Tuesday, 16th February 2010
I've updated my tree-drawing program to create neighbour-joining trees and show branch lengths proportional to the distance between words, although, as you can see there is not a huge difference between branch lengths. I would like to change the way to tree is drawn so the branches spread out from the centre and distance are given by the total branch length, not just the distance along the x-axis as they are now.
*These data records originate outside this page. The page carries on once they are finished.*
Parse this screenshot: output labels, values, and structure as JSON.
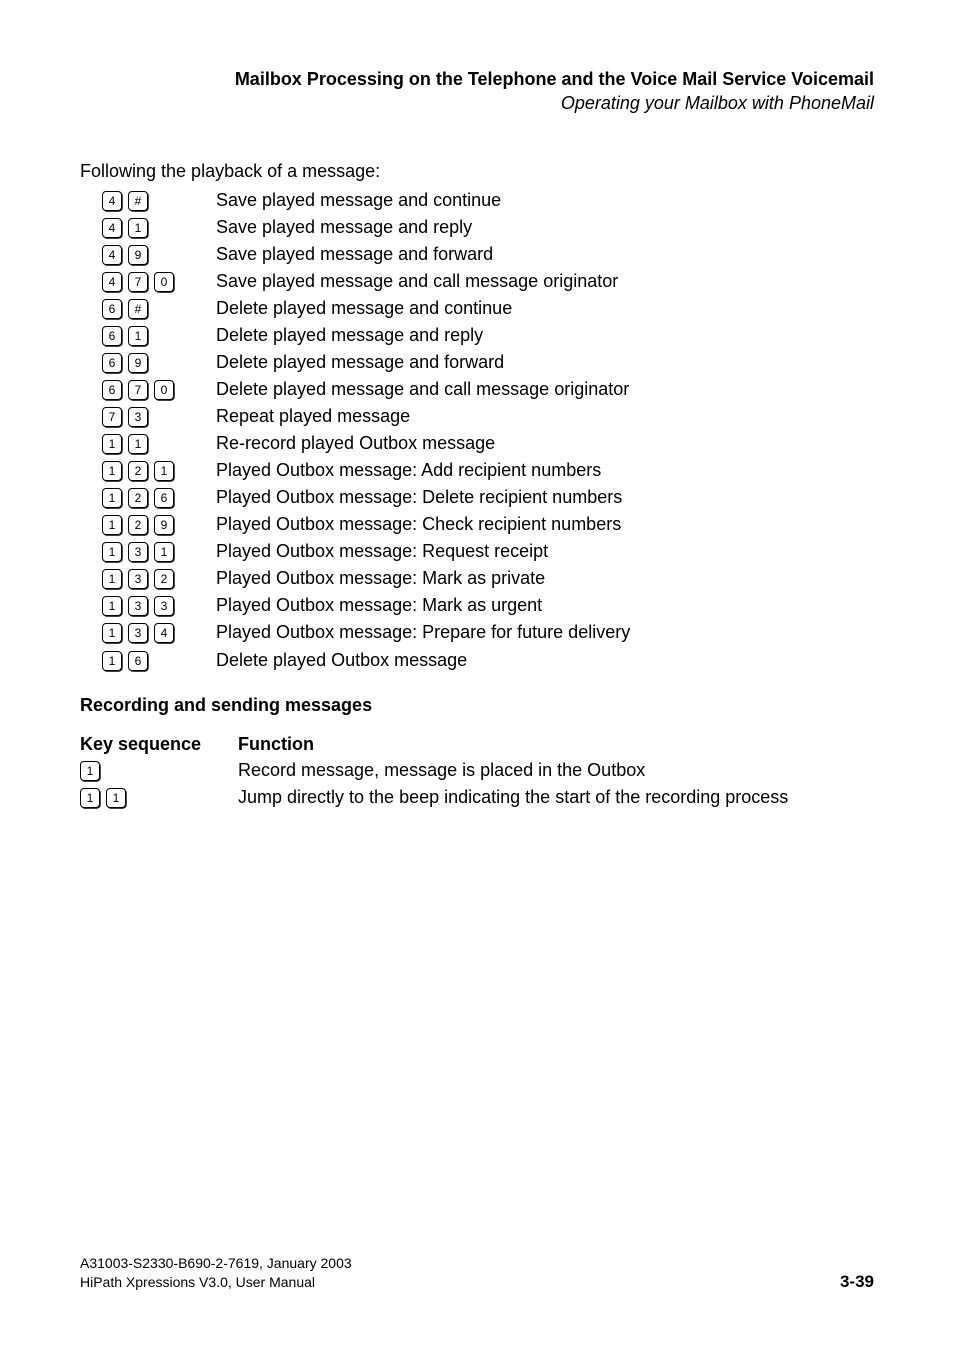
{
  "header": {
    "title": "Mailbox Processing on the Telephone and the Voice Mail Service Voicemail",
    "subtitle": "Operating your Mailbox with PhoneMail"
  },
  "intro": "Following the playback of a message:",
  "commands": [
    {
      "keys": [
        "4",
        "#"
      ],
      "func": "Save played message and continue"
    },
    {
      "keys": [
        "4",
        "1"
      ],
      "func": "Save played message and reply"
    },
    {
      "keys": [
        "4",
        "9"
      ],
      "func": "Save played message and forward"
    },
    {
      "keys": [
        "4",
        "7",
        "0"
      ],
      "func": "Save played message and call message originator"
    },
    {
      "keys": [
        "6",
        "#"
      ],
      "func": "Delete played message and continue"
    },
    {
      "keys": [
        "6",
        "1"
      ],
      "func": "Delete played message and reply"
    },
    {
      "keys": [
        "6",
        "9"
      ],
      "func": "Delete played message and forward"
    },
    {
      "keys": [
        "6",
        "7",
        "0"
      ],
      "func": "Delete played message and call message originator"
    },
    {
      "keys": [
        "7",
        "3"
      ],
      "func": "Repeat played message"
    },
    {
      "keys": [
        "1",
        "1"
      ],
      "func": "Re-record played Outbox message"
    },
    {
      "keys": [
        "1",
        "2",
        "1"
      ],
      "func": "Played Outbox message: Add recipient numbers"
    },
    {
      "keys": [
        "1",
        "2",
        "6"
      ],
      "func": "Played Outbox message: Delete recipient numbers"
    },
    {
      "keys": [
        "1",
        "2",
        "9"
      ],
      "func": "Played Outbox message: Check recipient numbers"
    },
    {
      "keys": [
        "1",
        "3",
        "1"
      ],
      "func": "Played Outbox message: Request receipt"
    },
    {
      "keys": [
        "1",
        "3",
        "2"
      ],
      "func": "Played Outbox message: Mark as private"
    },
    {
      "keys": [
        "1",
        "3",
        "3"
      ],
      "func": "Played Outbox message: Mark as urgent"
    },
    {
      "keys": [
        "1",
        "3",
        "4"
      ],
      "func": "Played Outbox message: Prepare for future delivery"
    },
    {
      "keys": [
        "1",
        "6"
      ],
      "func": "Delete played Outbox message"
    }
  ],
  "section2": {
    "heading": "Recording and sending messages",
    "col_left": "Key sequence",
    "col_right": "Function",
    "rows": [
      {
        "keys": [
          "1"
        ],
        "func": "Record message, message is placed in the Outbox"
      },
      {
        "keys": [
          "1",
          "1"
        ],
        "func": "Jump directly to the beep indicating the start of the recording process"
      }
    ]
  },
  "footer": {
    "line1": "A31003-S2330-B690-2-7619, January 2003",
    "line2": "HiPath Xpressions V3.0, User Manual",
    "page": "3-39"
  }
}
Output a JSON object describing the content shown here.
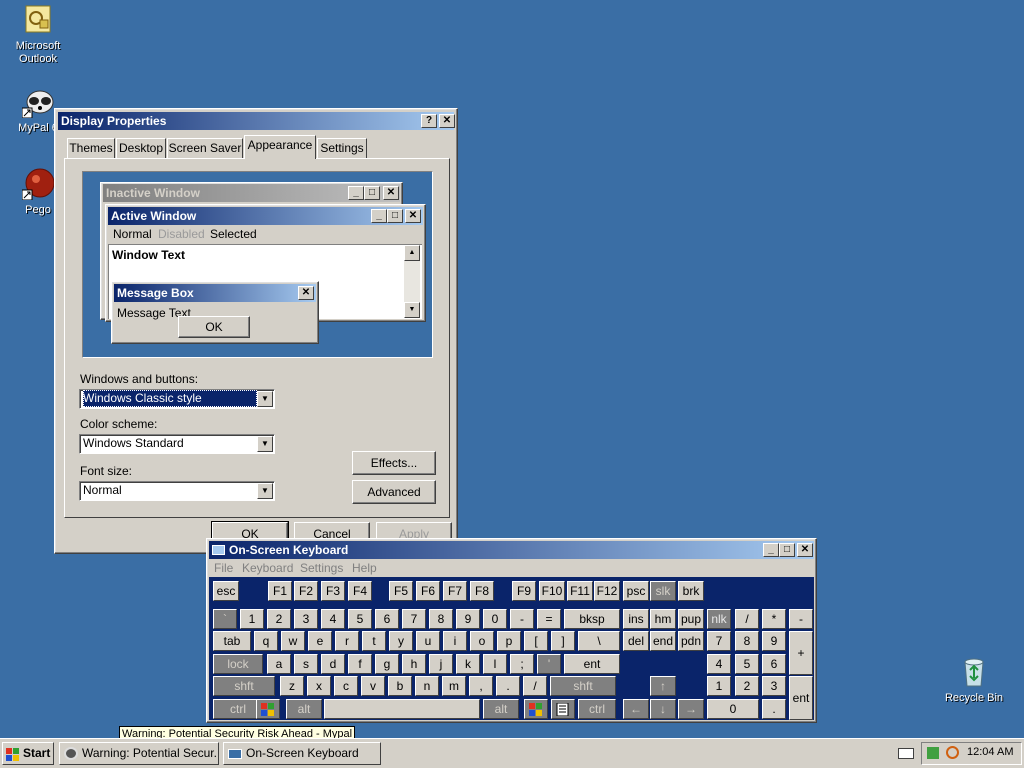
{
  "desktop": {
    "icons": [
      {
        "label_line1": "Microsoft",
        "label_line2": "Outlook",
        "icon": "outlook-icon"
      },
      {
        "label_line1": "MyPal 6",
        "label_line2": "",
        "icon": "mypal-icon"
      },
      {
        "label_line1": "Pego",
        "label_line2": "",
        "icon": "pego-icon"
      },
      {
        "label_line1": "Recycle Bin",
        "label_line2": "",
        "icon": "recycle-bin-icon"
      }
    ]
  },
  "display_properties": {
    "title": "Display Properties",
    "help_glyph": "?",
    "close_glyph": "✕",
    "tabs": [
      "Themes",
      "Desktop",
      "Screen Saver",
      "Appearance",
      "Settings"
    ],
    "preview": {
      "inactive_title": "Inactive Window",
      "active_title": "Active Window",
      "menu_normal": "Normal",
      "menu_disabled": "Disabled",
      "menu_selected": "Selected",
      "window_text": "Window Text",
      "msgbox_title": "Message Box",
      "msgbox_text": "Message Text",
      "msgbox_ok": "OK"
    },
    "windows_buttons_label": "Windows and buttons:",
    "windows_buttons_value": "Windows Classic style",
    "color_scheme_label": "Color scheme:",
    "color_scheme_value": "Windows Standard",
    "font_size_label": "Font size:",
    "font_size_value": "Normal",
    "effects_button": "Effects...",
    "advanced_button": "Advanced",
    "ok_button": "OK",
    "cancel_button": "Cancel",
    "apply_button": "Apply"
  },
  "osk": {
    "title": "On-Screen Keyboard",
    "menu": [
      "File",
      "Keyboard",
      "Settings",
      "Help"
    ],
    "row1": [
      "esc",
      "F1",
      "F2",
      "F3",
      "F4",
      "F5",
      "F6",
      "F7",
      "F8",
      "F9",
      "F10",
      "F11",
      "F12",
      "psc",
      "slk",
      "brk"
    ],
    "row2": [
      "`",
      "1",
      "2",
      "3",
      "4",
      "5",
      "6",
      "7",
      "8",
      "9",
      "0",
      "-",
      "=",
      "bksp",
      "ins",
      "hm",
      "pup",
      "nlk",
      "/",
      "*",
      "-"
    ],
    "row3": [
      "tab",
      "q",
      "w",
      "e",
      "r",
      "t",
      "y",
      "u",
      "i",
      "o",
      "p",
      "[",
      "]",
      "\\",
      "del",
      "end",
      "pdn",
      "7",
      "8",
      "9",
      "+"
    ],
    "row4": [
      "lock",
      "a",
      "s",
      "d",
      "f",
      "g",
      "h",
      "j",
      "k",
      "l",
      ";",
      "'",
      "ent",
      "4",
      "5",
      "6"
    ],
    "row5": [
      "shft",
      "z",
      "x",
      "c",
      "v",
      "b",
      "n",
      "m",
      ",",
      ".",
      "/",
      "shft",
      "↑",
      "1",
      "2",
      "3",
      "ent"
    ],
    "row6": [
      "ctrl",
      "alt",
      "alt",
      "ctrl",
      "←",
      "↓",
      "→",
      "0",
      "."
    ]
  },
  "tooltip": "Warning: Potential Security Risk Ahead - Mypal",
  "taskbar": {
    "start": "Start",
    "tasks": [
      "Warning: Potential Secur...",
      "On-Screen Keyboard"
    ],
    "clock": "12:04 AM"
  },
  "colors": {
    "desktop": "#3a6ea5",
    "active_title_start": "#0a246a",
    "active_title_end": "#a6caf0",
    "face": "#d4d0c8"
  }
}
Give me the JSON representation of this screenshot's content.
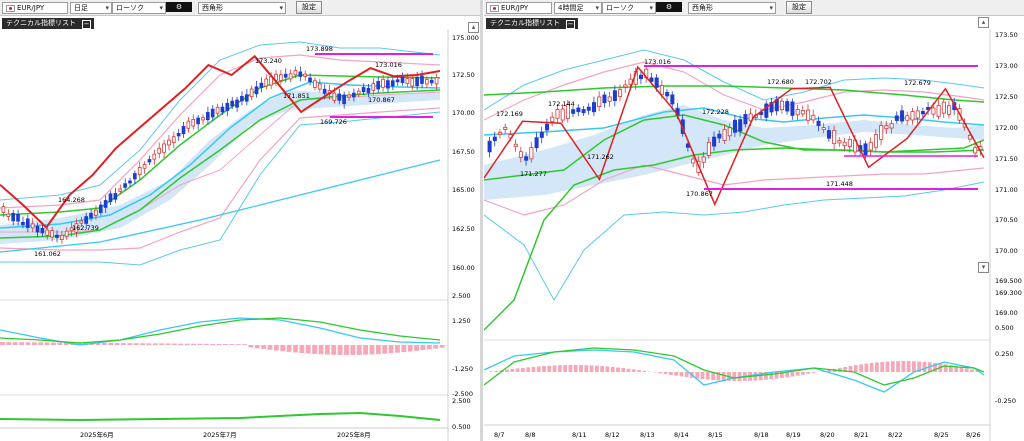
{
  "left": {
    "symbol": "EUR/JPY",
    "timeframe": "日足",
    "chart_kind": "ローソク",
    "style": "西角形",
    "settings_label": "設定",
    "tech_list_label": "テクニカル指標リスト",
    "price_axis": [
      "175.000",
      "172.50",
      "170.00",
      "167.50",
      "165.00",
      "162.50",
      "160.00"
    ],
    "macd_axis": [
      "2.500",
      "1.250",
      "-1.250",
      "-2.500"
    ],
    "rci_axis": [
      "2.500",
      "0.500"
    ],
    "price_labels": [
      "173.898",
      "173.240",
      "173.016",
      "171.851",
      "170.867",
      "169.726",
      "164.268",
      "162.739",
      "161.062"
    ],
    "x_labels": [
      "2025年6月",
      "2025年7月",
      "2025年8月"
    ]
  },
  "right": {
    "symbol": "EUR/JPY",
    "timeframe": "4時間足",
    "chart_kind": "ローソク",
    "style": "西角形",
    "settings_label": "設定",
    "tech_list_label": "テクニカル指標リスト",
    "price_axis": [
      "173.50",
      "173.00",
      "172.50",
      "172.00",
      "171.50",
      "171.00",
      "170.50",
      "170.00",
      "169.500",
      "169.300",
      "169.00",
      "0.500",
      "0.250",
      "-0.250"
    ],
    "price_labels": [
      "173.016",
      "172.680",
      "172.702",
      "172.679",
      "172.144",
      "172.228",
      "172.169",
      "171.262",
      "171.277",
      "170.867",
      "171.448"
    ],
    "x_labels": [
      "8/7",
      "8/8",
      "8/11",
      "8/12",
      "8/13",
      "8/14",
      "8/15",
      "8/18",
      "8/19",
      "8/20",
      "8/21",
      "8/22",
      "8/25",
      "8/26"
    ]
  },
  "colors": {
    "up_candle": "#d23a3a",
    "down_candle": "#1f3ccf",
    "bollinger_outer": "#5bc8f0",
    "bollinger_mid": "#f2a3c4",
    "moving_average": "#2ec92e",
    "kumo": "#c8e1f6",
    "support_resistance": "#e020e0",
    "macd_line": "#38c8f0",
    "signal_line": "#2ec92e",
    "histogram": "#f7a8b8",
    "trend_line": "#e02020"
  },
  "chart_data": [
    {
      "type": "line",
      "title": "",
      "subtitle": "",
      "xlabel": "",
      "ylabel": "",
      "ylim": [
        159.0,
        175.5
      ],
      "x": [
        "2025年6月",
        "2025年7月",
        "2025年8月"
      ],
      "series": [
        {
          "name": "",
          "values": [
            164.27,
            162.74,
            161.06,
            163.5,
            165.0,
            167.0,
            168.5,
            170.0,
            171.5,
            173.24,
            172.5,
            173.9,
            171.85,
            169.73,
            170.87,
            172.0,
            173.02,
            172.4,
            172.5,
            172.8
          ]
        }
      ],
      "annotations": [
        "173.898",
        "173.240",
        "173.016",
        "171.851",
        "170.867",
        "169.726",
        "164.268",
        "162.739",
        "161.062"
      ],
      "legend": "none"
    },
    {
      "type": "line",
      "title": "",
      "subtitle": "",
      "xlabel": "",
      "ylabel": "",
      "ylim": [
        168.9,
        173.6
      ],
      "x": [
        "8/7",
        "8/8",
        "8/11",
        "8/12",
        "8/13",
        "8/14",
        "8/15",
        "8/18",
        "8/19",
        "8/20",
        "8/21",
        "8/22",
        "8/25",
        "8/26"
      ],
      "series": [
        {
          "name": "",
          "values": [
            171.28,
            172.17,
            172.14,
            171.26,
            173.02,
            172.3,
            170.87,
            172.23,
            172.68,
            172.7,
            171.45,
            171.9,
            172.68,
            171.6
          ]
        }
      ],
      "annotations": [
        "173.016",
        "172.680",
        "172.702",
        "172.679",
        "172.144",
        "172.228",
        "172.169",
        "171.262",
        "171.277",
        "170.867",
        "171.448"
      ],
      "legend": "none"
    }
  ]
}
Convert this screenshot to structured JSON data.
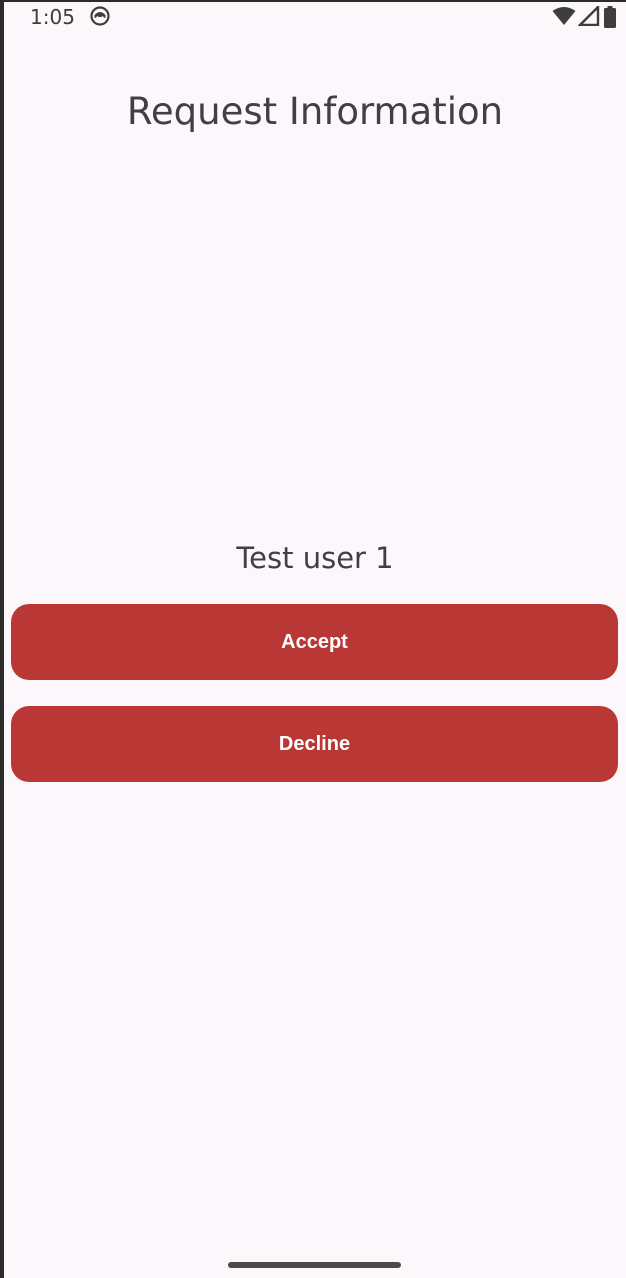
{
  "status_bar": {
    "time": "1:05",
    "app_icon": "ghost-app-icon",
    "indicators": [
      "wifi-icon",
      "signal-icon",
      "battery-icon"
    ]
  },
  "header": {
    "title": "Request Information"
  },
  "request": {
    "user_name": "Test user 1"
  },
  "actions": {
    "accept_label": "Accept",
    "decline_label": "Decline"
  },
  "colors": {
    "background": "#fcf7fb",
    "button": "#b93835",
    "button_text": "#ffffff",
    "text": "#3f3f45"
  }
}
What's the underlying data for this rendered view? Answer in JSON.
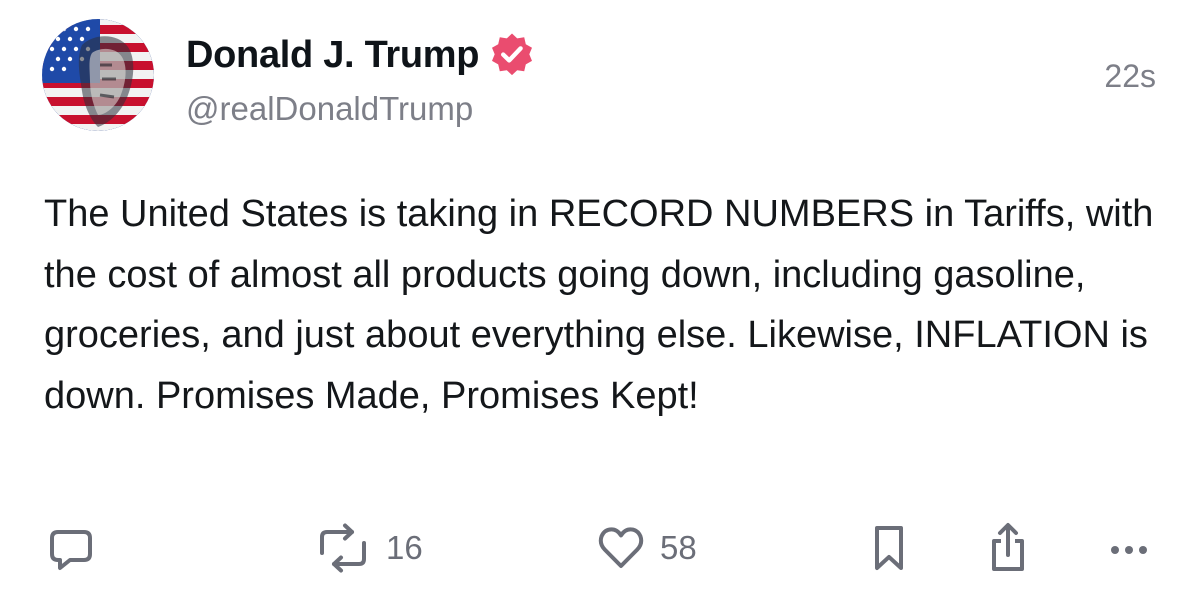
{
  "author": {
    "display_name": "Donald J. Trump",
    "handle": "@realDonaldTrump",
    "verified": true,
    "verified_color": "#ea4c6f",
    "avatar_icon": "stars-and-stripes-portrait"
  },
  "timestamp": "22s",
  "post": {
    "text": "The United States is taking in RECORD NUMBERS in Tariffs, with the cost of almost all products going down, including gasoline, groceries, and just about everything else. Likewise, INFLATION is down. Promises Made, Promises Kept!"
  },
  "actions": {
    "reply": {
      "icon": "speech-bubble-icon"
    },
    "repost": {
      "icon": "repost-icon",
      "count": "16"
    },
    "like": {
      "icon": "heart-icon",
      "count": "58"
    },
    "bookmark": {
      "icon": "bookmark-icon"
    },
    "share": {
      "icon": "share-icon"
    },
    "more": {
      "icon": "more-icon"
    }
  },
  "colors": {
    "text": "#14171a",
    "muted": "#7d7f88",
    "icon": "#6b6e78"
  }
}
Before I updated the tree I had to solve a problem with the way my dictionary searched for words in text. Previously it was unable to identify that 爱丽丝 was a word (despite being in my dictionary), because it looked character-by-character, and since 爱丽 isn't in the dictionary, it concluded that 爱 was a single character and stopped checking. The new dictionary was inspired by reading about suffix trees in An Introduction to Bioinformatic Algorithms and while it takes a bit longer to initialise, it is much faster to search and has radically reduced the time taken to analyse texts. It's interesting how many bioinformatic algorithms can be applied to linguistic analysis, but perhaps not surprising given that both are concerned with finding patterns in strings of letters. The algorithms are particularly useful with Chinese text since there are no spaces between words.
One questions that occurred to me and which I should now be able to answer is: do words that have the same or a similar pronunciation tend to occupy different part of a sentence to avoid confusion?
The tree is based on 5141 lines of text, consisting of 92 800 words and 132 000 characters; it is built from the 34 words that have a frequency greater than 0.35% in the text.